Op 1 juli 2020 is de Tijdelijke wet Groningen in werking getreden. Op grond van artikel 2, eerste lid, van deze wet is er een Instituut Mijnbouwschade Groningen (Instituut). Op grond van artikel 21, eerste lid, van deze wet worden de besluiten die zijn genomen door de deelcommissie mijnbouwschade aangemerkt als besluiten van het Instituut. Op grond van het vierde lid van artikel 21 neemt het Instituut de zaken over in de staat waarin ze zich bevinden. De rechtbank duidt in deze uitspraak daarom zowel de minister als het Instituut als verweerder aan.

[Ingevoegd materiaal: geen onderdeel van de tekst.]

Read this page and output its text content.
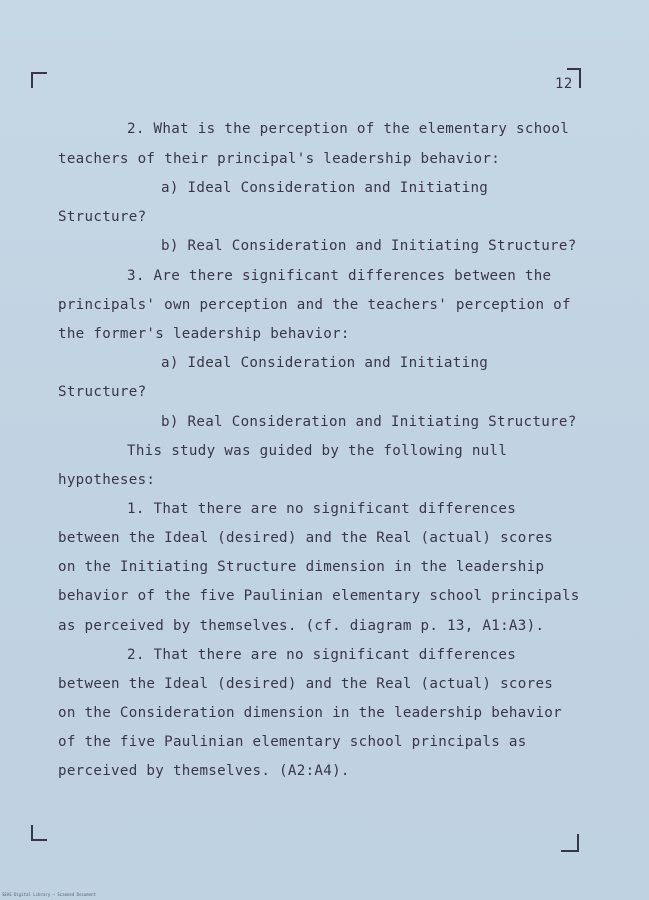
12
2. What is the perception of the elementary school
teachers of their principal's leadership behavior:
a) Ideal Consideration and Initiating
Structure?
b) Real Consideration and Initiating Structure?
3. Are there significant differences between the
principals' own perception and the teachers' perception of
the former's leadership behavior:
a) Ideal Consideration and Initiating
Structure?
b) Real Consideration and Initiating Structure?
This study was guided by the following null
hypotheses:
1. That there are no significant differences
between the Ideal (desired) and the Real (actual) scores
on the Initiating Structure dimension in the leadership
behavior of the five Paulinian elementary school principals
as perceived by themselves. (cf. diagram p. 13, A1:A3).
2. That there are no significant differences
between the Ideal (desired) and the Real (actual) scores
on the Consideration dimension in the leadership behavior
of the five Paulinian elementary school principals as
perceived by themselves. (A2:A4).
SEAS Digital Library — Scanned Document
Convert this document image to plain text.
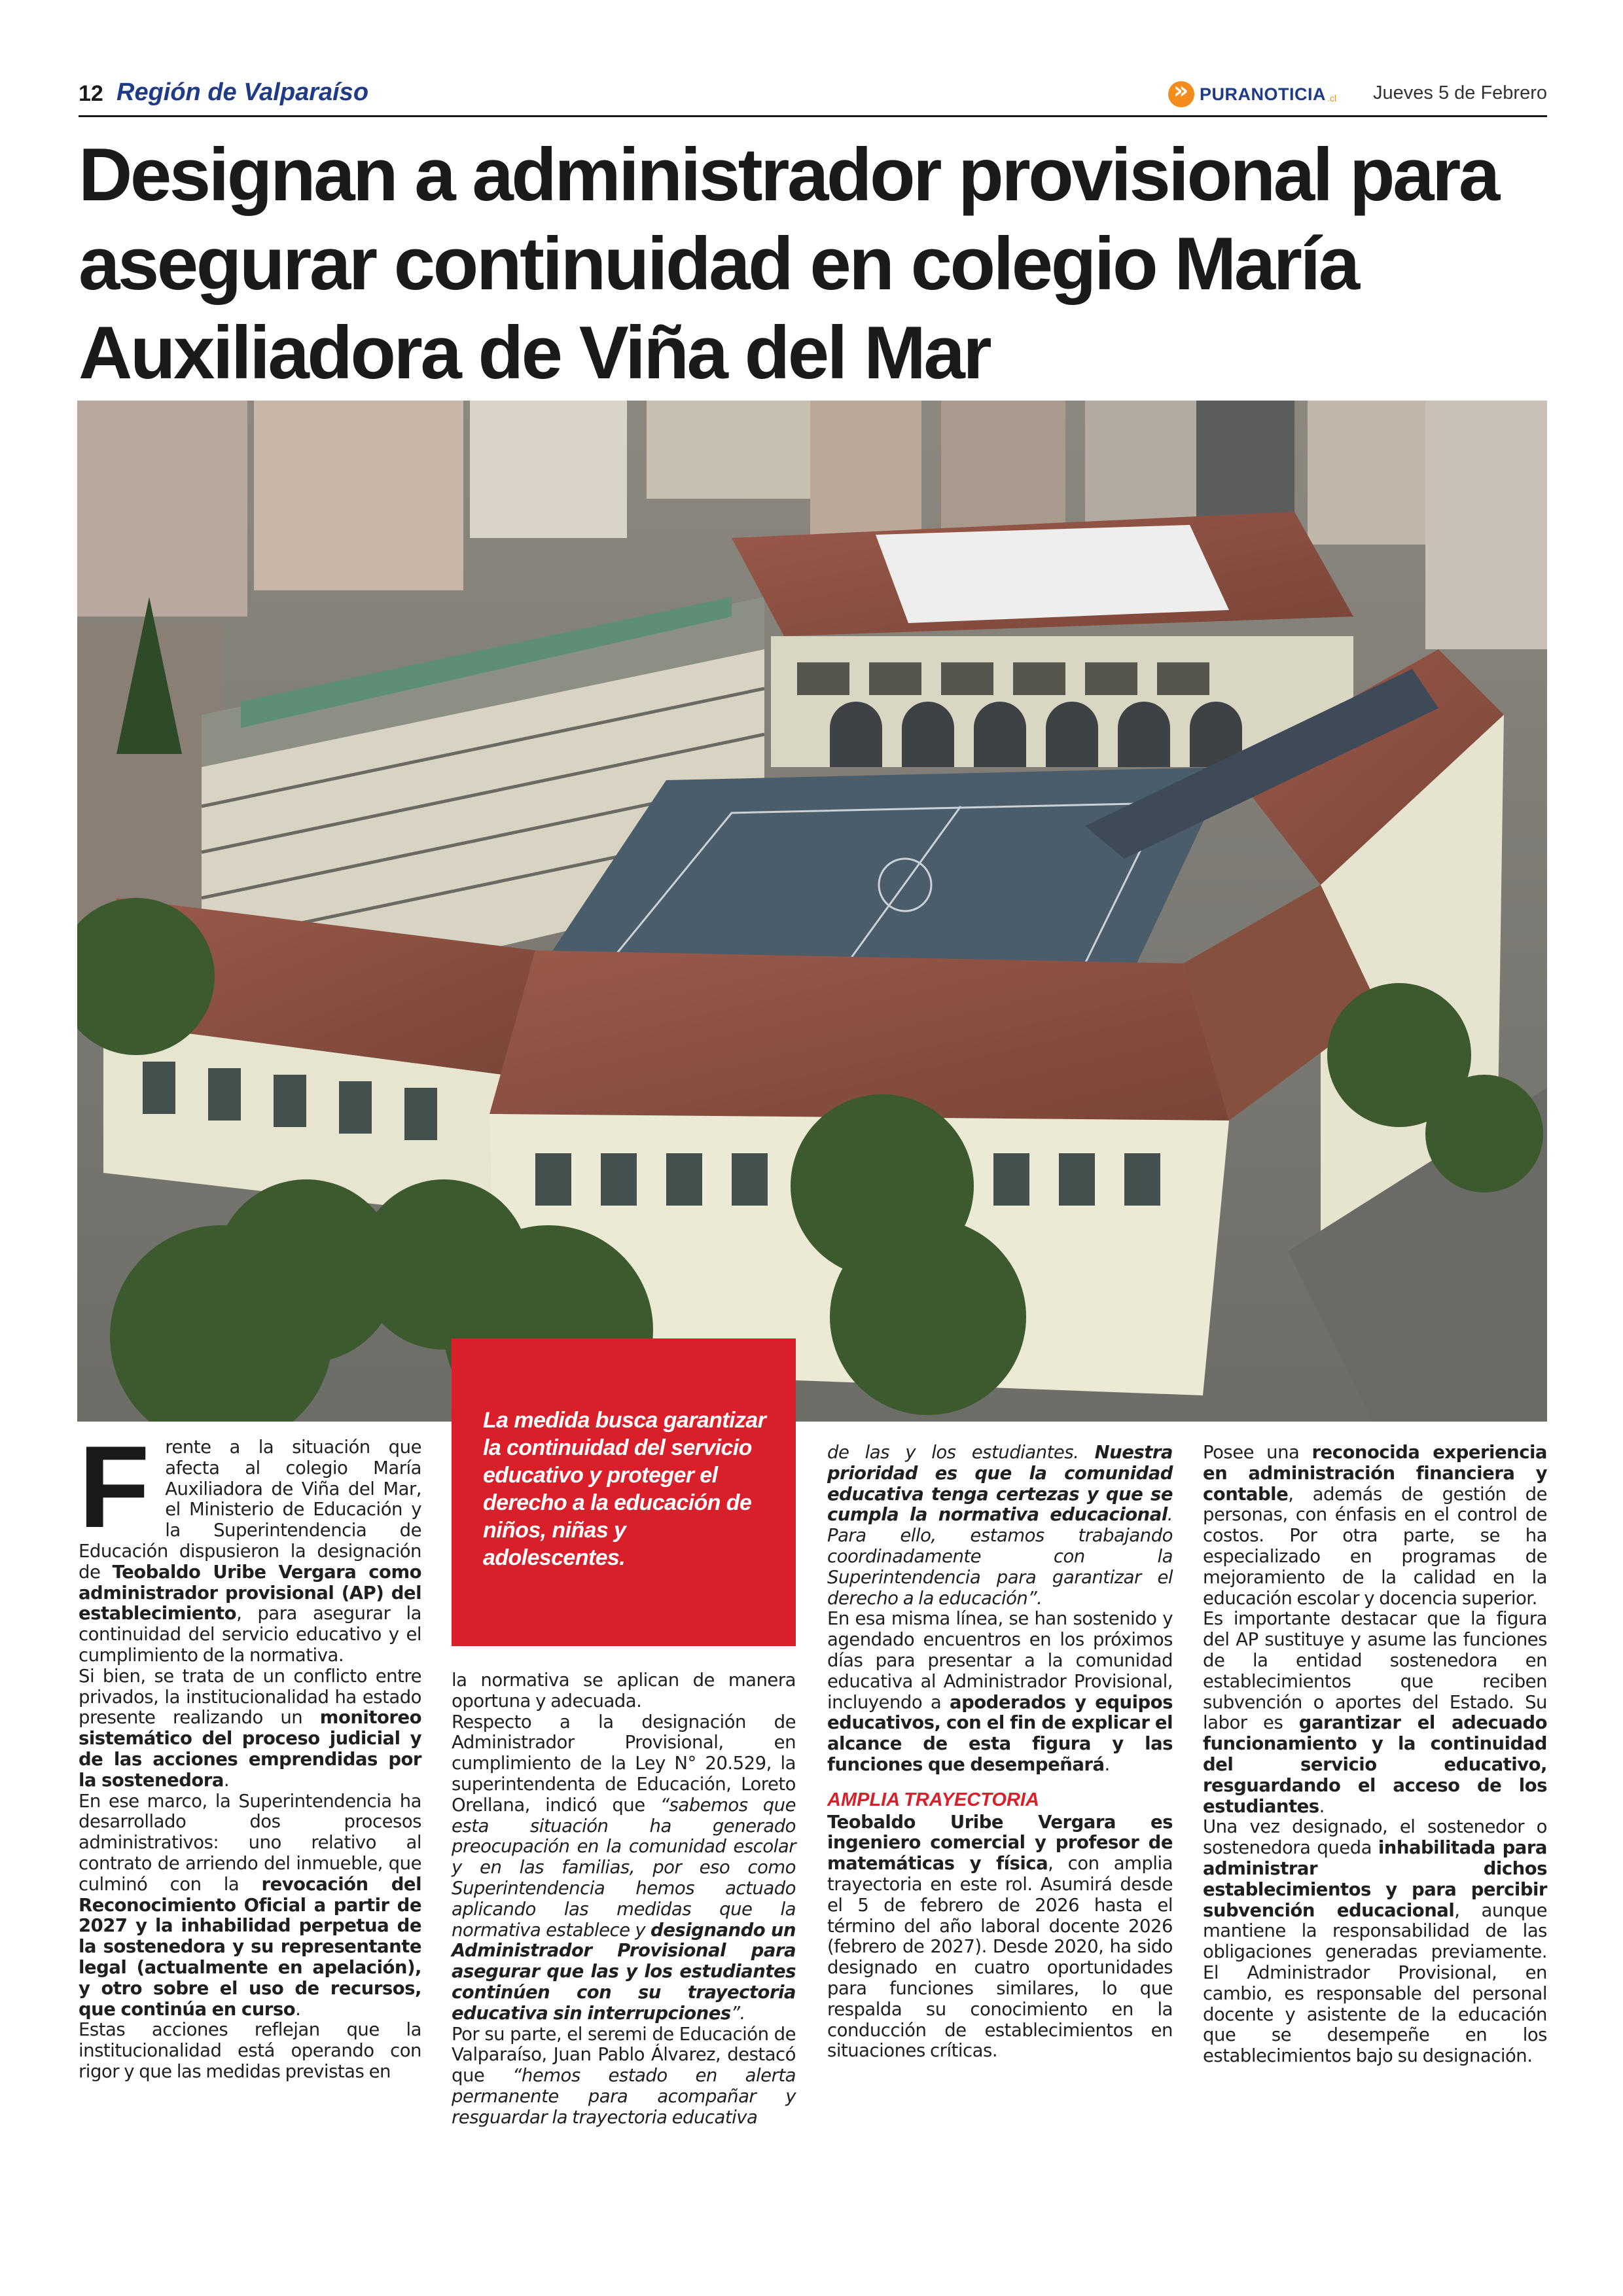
12 Región de Valparaíso
»	PURANOTICIA .cl Jueves 5 de Febrero
Designan a administrador provisional para asegurar continuidad en colegio María Auxiliadora de Viña del Mar

La medida busca garantizar la continuidad del servicio educativo y proteger el derecho a la educación de niños, niñas y adolescentes.

F rente a la situación que afecta al colegio María Auxiliadora de Viña del Mar, el Ministerio de Educación y la Superintendencia de Educación dispusieron la designación de Teobaldo Uribe Vergara como administrador provisional (AP) del establecimiento, para asegurar la continuidad del servicio educativo y el cumplimiento de la normativa.

Si bien, se trata de un conflicto entre privados, la institucionalidad ha estado presente realizando un monitoreo sistemático del proceso judicial y de las acciones emprendidas por la sostenedora.

En ese marco, la Superintendencia ha desarrollado dos procesos administrativos: uno relativo al contrato de arriendo del inmueble, que culminó con la revocación del Reconocimiento Oficial a partir de 2027 y la inhabilidad perpetua de la sostenedora y su representante legal (actualmente en apelación), y otro sobre el uso de recursos, que continúa en curso.

Estas acciones reflejan que la institucionalidad está operando con rigor y que las medidas previstas en

la normativa se aplican de manera oportuna y adecuada.

Respecto a la designación de Administrador Provisional, en cumplimiento de la Ley N° 20.529, la superintendenta de Educación, Loreto Orellana, indicó que “sabemos que esta situación ha generado preocupación en la comunidad escolar y en las familias, por eso como Superintendencia hemos actuado aplicando las medidas que la normativa establece y designando un Administrador Provisional para asegurar que las y los estudiantes continúen con su trayectoria educativa sin interrupciones”.

Por su parte, el seremi de Educación de Valparaíso, Juan Pablo Álvarez, destacó que “hemos estado en alerta permanente para acompañar y resguardar la trayectoria educativa

de las y los estudiantes. Nuestra prioridad es que la comunidad educativa tenga certezas y que se cumpla la normativa educacional. Para ello, estamos trabajando coordinadamente con la Superintendencia para garantizar el derecho a la educación”.

En esa misma línea, se han sostenido y agendado encuentros en los próximos días para presentar a la comunidad educativa al Administrador Provisional, incluyendo a apoderados y equipos educativos, con el fin de explicar el alcance de esta figura y las funciones que desempeñará.

AMPLIA TRAYECTORIA

Teobaldo Uribe Vergara es ingeniero comercial y profesor de matemáticas y física, con amplia trayectoria en este rol. Asumirá desde el 5 de febrero de 2026 hasta el término del año laboral docente 2026 (febrero de 2027). Desde 2020, ha sido designado en cuatro oportunidades para funciones similares, lo que respalda su conocimiento en la conducción de establecimientos en situaciones críticas.

Posee una reconocida experiencia en administración financiera y contable, además de gestión de personas, con énfasis en el control de costos. Por otra parte, se ha especializado en programas de mejoramiento de la calidad en la educación escolar y docencia superior.

Es importante destacar que la figura del AP sustituye y asume las funciones de la entidad sostenedora en establecimientos que reciben subvención o aportes del Estado. Su labor es garantizar el adecuado funcionamiento y la continuidad del servicio educativo, resguardando el acceso de los estudiantes.

Una vez designado, el sostenedor o sostenedora queda inhabilitada para administrar dichos establecimientos y para percibir subvención educacional, aunque mantiene la responsabilidad de las obligaciones generadas previamente. El Administrador Provisional, en cambio, es responsable del personal docente y asistente de la educación que se desempeñe en los establecimientos bajo su designación.
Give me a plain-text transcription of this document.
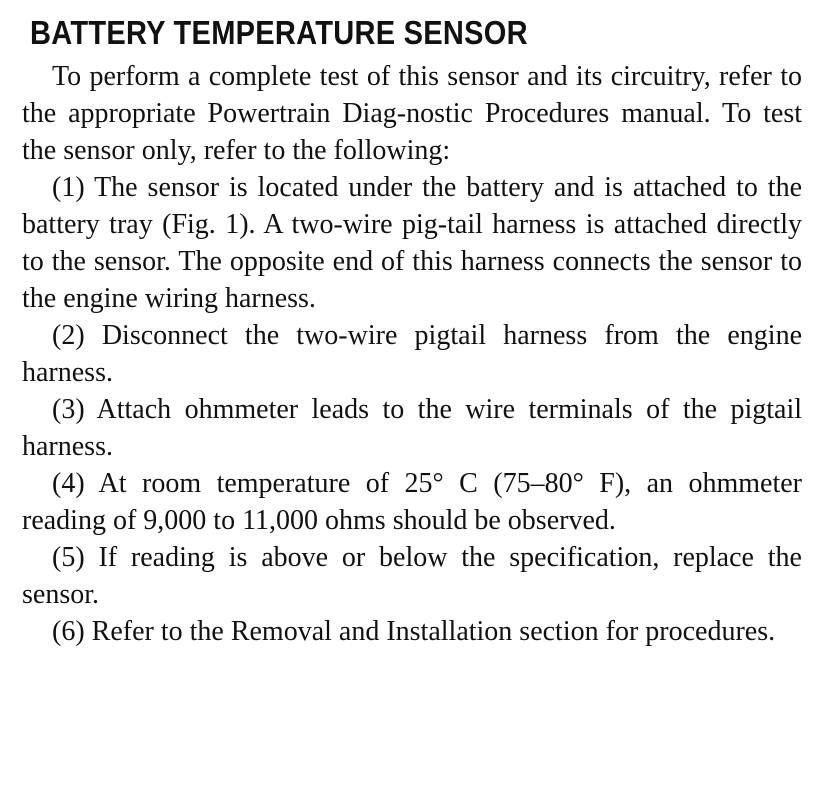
BATTERY TEMPERATURE SENSOR

To perform a complete test of this sensor and its circuitry, refer to the appropriate Powertrain Diag-nostic Procedures manual. To test the sensor only, refer to the following:

(1) The sensor is located under the battery and is attached to the battery tray (Fig. 1). A two-wire pig-tail harness is attached directly to the sensor. The opposite end of this harness connects the sensor to the engine wiring harness.

(2) Disconnect the two-wire pigtail harness from the engine harness.

(3) Attach ohmmeter leads to the wire terminals of the pigtail harness.

(4) At room temperature of 25° C (75–80° F), an ohmmeter reading of 9,000 to 11,000 ohms should be observed.

(5) If reading is above or below the specification, replace the sensor.

(6) Refer to the Removal and Installation section for procedures.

In het besluit van 11 december 2020 (het bestreden besluit) heeft verweerder het bezwaar van eisers tegen het primaire besluit ongegrond verklaard.
Eisers hebben tegen het bestreden besluit beroep ingesteld.
Op verzoek van de rechtbank hebben eisers bij brief van 27 mei 2021 nadere informatie ingediend.
Op verzoek van de rechtbank heeft verweerder een verweerschrift ingediend.
Het onderzoek ter zitting heeft plaatsgevonden op 8 juni 2021. Eisers zijn verschenen, bijgestaan door hun gemachtigde. Verweerder heeft zich laten vertegenwoordigen door zijn gemachtigden.
Tevens is ing. C.N. Dobbe, deskundige van schade-expertisebureau CED (Dobbe), verschenen.

Overwegingen

1. De rechtbank is van oordeel dat het beroep ongegrond is. Zij overweegt daartoe het volgende.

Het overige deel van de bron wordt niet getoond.